According to the reflecting mirror fixing structure of the present invention configured as described above, the occurrence of astigmatism due to the mirror surface curvature of the reflecting mirror can be suppressed to a small level, and the performance of the reflecting mirror optical system can be reduced. Can be improved.

[Brief description of the drawings]

FIG. 1 is a perspective view showing a configuration of a scanning optical system of an exposure apparatus according to an embodiment of the present invention.

FIG. 2 is a configuration diagram showing a reflection mirror fixing structure according to an embodiment of the present invention.

FIG. 3 is a configuration diagram showing a mirror holding unit according to an embodiment of the present invention.

FIG. 4 is an explanatory view schematically showing the curvature of a reflecting mirror;

[Explanation of symbols]

 DESCRIPTION OF SYMBOLS 1 Reflection mirror 1A Mirror surface 2 Mirror holding portion 2A Inner flange 2B Abutment surface 2C Fitting wall 2D Female screw 3 Leg 3A Horizontal member 3B Vertical member 3C Mounting portion 5 Mounting seat 5A Notch surface 5B Screw hole 9 Fixed ring 9A Male screw

Claims (5)

[Claims] 1. A mirror holding portion having a plurality of mounting seats for holding a reflecting mirror for reflecting a laser beam, and a mirror holding portion holding the reflecting mirror.
Legs for engaging with any of the mounting seats and supporting and fixing the mirror holding portion so that the mirror holding portion is arranged at a plurality of rotation positions within the mirror surface of the reflection mirror.

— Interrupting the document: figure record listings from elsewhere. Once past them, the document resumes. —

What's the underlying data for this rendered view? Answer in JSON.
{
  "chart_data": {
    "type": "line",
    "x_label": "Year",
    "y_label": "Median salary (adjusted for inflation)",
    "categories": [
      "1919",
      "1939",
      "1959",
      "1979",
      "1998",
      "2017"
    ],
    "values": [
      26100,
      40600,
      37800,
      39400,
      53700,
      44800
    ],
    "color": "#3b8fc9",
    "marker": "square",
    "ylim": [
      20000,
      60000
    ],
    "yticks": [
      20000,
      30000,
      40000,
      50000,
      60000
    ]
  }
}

A reflecting mirror fixing structure, characterized in that: 2. The reflection mirror fixing structure according to claim 1, further comprising a mounting portion fixed to said leg portion and engageable with any of said mounting seats. 3. The apparatus according to claim 1, wherein when the mirror holding section is rotated by 90 degrees in the plane of the reflection mirror, a pair of the mounting seats are disposed at corresponding positions before and after the rotation. 3. The reflection mirror fixing structure according to claim 1, wherein: 4. A mount for minimizing astigmatic difference generated in reflected light of laser light incident on the reflection mirror at a predetermined angle among the mounts of the mirror holding section, and the selected mount is selected. The reflecting mirror fixing structure according to claim 1, wherein the reflecting mirror is fixed to the leg. 5. A reflecting mirror fixing structure according to claim 1, wherein said plurality of reflecting mirrors are fixed so that astigmatism caused by said reflecting mirrors cancel each other. Characteristic reflection mirror optical system.